Soon we’ll probably be able say the same thing about Moral Mondays in North Carolina. The Republicans have a supermajority in the legislature and they’re not afraid to use it, so they’re going to pass whatever they want, no matter how many religious leaders protest, no matter how many Carolinians they have to arrest.
So it’s pointless, right?
In the long term, no, it’s not pointless. This is the only way things change.
Losing my shrug. Let’s start with the obvious, even if it doesn’t seem all that consequential. A few months ago I’d have shrugged if you told me Texas and North Carolina were about to pass a series of laws that would impose real hardships on women and the poor. “The South,” I’d probably have said, “what can you expect?”
Well, Wendy Davis and William Barber have taken away my shrug. Like lots of other blue-state folks, I have been reminded not to write off Texas and North Carolina. Red states are not monolithic blocks of small-minded people. Progressive forces may be losing there right now, but they’re fighting. And people who keep fighting just might win someday.
If you don’t believe that, recall how the Religious Right and the Tea Party got where they are today. For decades, right-wing extremists rallied for proposals they couldn’t hope to pass into law, and mostly still haven’t: human life amendments, balanced budget amendments, the gold standard, defunding the U.N., and so forth. They failed and they failed again. And sometimes they succeeded when no one had given them a chance. (When the Equal Rights Amendment passed the Senate 84-8 in 1972, its ratification seemed a foregone conclusion.) But today their point of view has to be dealt with, and in some states is dominant.
Before you can win, you have to change the conversation. And the only way to do that is to fight battles the conventional wisdom says you can’t win. You’ll lose most of them. For a while you’ll lose all of them, because the conventional wisdom isn’t stupid. But that’s how things change.
The only way to change the direction of the wind is to keep spitting into it.
How conventional wisdom shifts. I have written in more detail elsewhere about how conservatives manipulate the supposedly liberal media. Journalism is not a conspiracy, but there is an unconscious group process that decides what news is, what can be stated as a simple fact, and what has be covered as controversial. Partisan groups can pressure that process and get their desired response, independent of whether most individual journalists agree or disagree with their views.
In that article I focused on how outside pressure can make known facts seem controversial. So, for example, global warming is almost always covered as if it were in dispute, when in a scientific sense it is well established. But powerful voices will argue with journalists who say global warming is a fact, so instead they write he-said/she-said articles, or leave the global-warming angle out of a story entirely.

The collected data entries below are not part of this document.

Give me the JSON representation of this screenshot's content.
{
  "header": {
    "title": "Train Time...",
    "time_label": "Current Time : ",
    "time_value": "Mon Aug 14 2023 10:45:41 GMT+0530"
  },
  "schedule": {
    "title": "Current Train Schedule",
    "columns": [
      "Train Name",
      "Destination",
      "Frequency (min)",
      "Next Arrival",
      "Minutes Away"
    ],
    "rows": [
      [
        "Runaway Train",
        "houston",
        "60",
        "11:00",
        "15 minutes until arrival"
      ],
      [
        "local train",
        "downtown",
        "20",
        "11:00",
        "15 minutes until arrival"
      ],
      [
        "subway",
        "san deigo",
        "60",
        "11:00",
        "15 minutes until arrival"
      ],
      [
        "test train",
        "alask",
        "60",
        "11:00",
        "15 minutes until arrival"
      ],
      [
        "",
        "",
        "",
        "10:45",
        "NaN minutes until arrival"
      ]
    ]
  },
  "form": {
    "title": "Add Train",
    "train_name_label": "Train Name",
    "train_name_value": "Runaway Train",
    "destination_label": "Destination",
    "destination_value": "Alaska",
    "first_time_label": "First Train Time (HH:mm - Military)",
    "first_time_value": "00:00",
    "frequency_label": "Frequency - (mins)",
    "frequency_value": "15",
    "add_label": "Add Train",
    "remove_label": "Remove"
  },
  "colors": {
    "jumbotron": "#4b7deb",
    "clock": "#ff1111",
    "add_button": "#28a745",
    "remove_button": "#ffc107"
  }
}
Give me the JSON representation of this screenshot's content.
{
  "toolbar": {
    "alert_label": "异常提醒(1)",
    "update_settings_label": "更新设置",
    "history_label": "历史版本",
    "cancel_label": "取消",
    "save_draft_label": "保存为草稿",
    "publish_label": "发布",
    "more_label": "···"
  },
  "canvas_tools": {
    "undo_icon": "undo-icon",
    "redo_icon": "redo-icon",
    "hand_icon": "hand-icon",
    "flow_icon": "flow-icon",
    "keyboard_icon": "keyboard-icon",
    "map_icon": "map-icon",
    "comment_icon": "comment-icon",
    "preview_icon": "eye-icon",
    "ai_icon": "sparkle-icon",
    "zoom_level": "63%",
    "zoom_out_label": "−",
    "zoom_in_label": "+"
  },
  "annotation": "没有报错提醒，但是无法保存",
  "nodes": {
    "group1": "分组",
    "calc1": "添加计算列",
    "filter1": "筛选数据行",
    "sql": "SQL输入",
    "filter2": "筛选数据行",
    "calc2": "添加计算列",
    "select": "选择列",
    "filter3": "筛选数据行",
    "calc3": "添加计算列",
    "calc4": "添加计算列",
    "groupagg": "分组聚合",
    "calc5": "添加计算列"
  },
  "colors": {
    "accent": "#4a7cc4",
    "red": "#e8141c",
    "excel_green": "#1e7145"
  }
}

Today I want to focus on the opposite side of that same unconscious media groupthink: Anything that is stated forcefully by one side and not contested by the other will be covered as if it were a fact.
So: Texans are all conservatives. Only people on the right care about “morality” or “the family”. “Moral issues” are the ones about sex — abortion, contraception, homosexuality — and the moral position is the conservative position. Feeding the hungry, caring for the sick, making sure workers get a fair wage — all that sermon-on-the-mount stuff — those aren’t “moral” issues.

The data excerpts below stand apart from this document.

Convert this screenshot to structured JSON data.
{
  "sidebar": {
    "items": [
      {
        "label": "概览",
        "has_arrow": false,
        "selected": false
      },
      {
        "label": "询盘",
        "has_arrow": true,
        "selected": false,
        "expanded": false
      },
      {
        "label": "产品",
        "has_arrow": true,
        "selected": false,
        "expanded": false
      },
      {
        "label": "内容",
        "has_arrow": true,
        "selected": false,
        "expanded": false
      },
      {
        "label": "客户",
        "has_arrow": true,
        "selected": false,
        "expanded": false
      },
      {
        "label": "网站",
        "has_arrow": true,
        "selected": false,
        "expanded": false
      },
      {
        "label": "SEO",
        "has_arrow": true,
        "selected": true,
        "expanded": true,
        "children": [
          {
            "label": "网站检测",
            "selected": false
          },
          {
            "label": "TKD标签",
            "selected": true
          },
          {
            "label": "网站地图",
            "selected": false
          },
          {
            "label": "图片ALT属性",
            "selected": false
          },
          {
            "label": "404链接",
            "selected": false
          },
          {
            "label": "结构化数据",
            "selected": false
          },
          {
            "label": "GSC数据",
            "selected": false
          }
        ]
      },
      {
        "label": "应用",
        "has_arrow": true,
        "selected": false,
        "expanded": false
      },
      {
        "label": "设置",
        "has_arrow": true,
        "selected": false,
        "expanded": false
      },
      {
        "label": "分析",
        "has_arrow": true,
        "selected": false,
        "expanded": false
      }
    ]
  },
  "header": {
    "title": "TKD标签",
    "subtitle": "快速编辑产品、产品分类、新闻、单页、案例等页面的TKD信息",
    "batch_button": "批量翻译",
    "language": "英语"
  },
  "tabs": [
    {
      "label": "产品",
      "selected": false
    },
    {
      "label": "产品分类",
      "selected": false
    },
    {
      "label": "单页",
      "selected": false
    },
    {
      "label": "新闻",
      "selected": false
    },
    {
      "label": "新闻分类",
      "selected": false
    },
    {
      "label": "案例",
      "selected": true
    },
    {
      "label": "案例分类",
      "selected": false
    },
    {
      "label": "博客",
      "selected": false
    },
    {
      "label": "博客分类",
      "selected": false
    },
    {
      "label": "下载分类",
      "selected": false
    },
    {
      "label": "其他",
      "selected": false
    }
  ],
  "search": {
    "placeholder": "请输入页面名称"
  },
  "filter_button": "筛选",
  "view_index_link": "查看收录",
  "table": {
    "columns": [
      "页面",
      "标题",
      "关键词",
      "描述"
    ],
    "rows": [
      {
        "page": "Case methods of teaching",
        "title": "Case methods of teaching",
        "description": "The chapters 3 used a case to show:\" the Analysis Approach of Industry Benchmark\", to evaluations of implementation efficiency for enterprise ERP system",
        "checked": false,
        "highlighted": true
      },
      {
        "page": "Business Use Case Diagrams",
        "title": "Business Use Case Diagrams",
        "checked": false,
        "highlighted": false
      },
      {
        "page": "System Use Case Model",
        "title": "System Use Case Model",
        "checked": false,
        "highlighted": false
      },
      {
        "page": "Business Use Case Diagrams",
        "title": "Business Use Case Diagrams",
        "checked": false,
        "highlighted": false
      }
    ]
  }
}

If you don’t regularly and loudly contest those notions, they’ll get reported as facts. They’ll provide the background assumptions that frame the coverage of everything else.
Wolf Blitzer’s evangelism. The clearest recent example of this principle was Wolf Blitzer’s embarrassing interview with an atheist mother after the tornado in Moore, Oklahoma in May. Blitzer badgered the woman to “thank the Lord” for her and her child’s survival until she finally had to confess her atheism.
So is Blitzer is an evangelical Christian trying to push his religion on CNN? Nope. Wikipedia says Blitzer is a Jew, the son of Holocaust survivors. I can’t say from that precisely what he believes about God, but he was almost certainly not pressuring this woman to proclaim her Judaism.
Instead, Blitzer was applying two seldom-contested stereotypes:
- Oklahoma is in the so-called Bible Belt, so everybody must be some kind of conservative Christian.
- There are no atheists in the foxholes. When life and death hang in the balance, everybody becomes religious.
Probably Wolf had been hearing loud proclamations of Christian faith all day, and no voices on the other side. (This is another kind of groupthink. It’s not considered rude to thank Jesus in these circumstances — even in the presence of people whose loved ones Jesus apparently chose not to save. But conservative Christians would take offense if you said, “Stuff like this just shows that everything’s random and you can’t take it personally.”) So it became a background “fact” of his reporting that the people of Moore were having an evangelical Christian response to their survival.
Candle-lighting vs. darkness-cursing. We can wish for harder-working more-objective journalists who will seek out the truth and cover it fairly, regardless of the power dynamics. But in the meantime journalism is what it is, and we’re just being stupid if we let conservatives manipulate it and don’t fight back.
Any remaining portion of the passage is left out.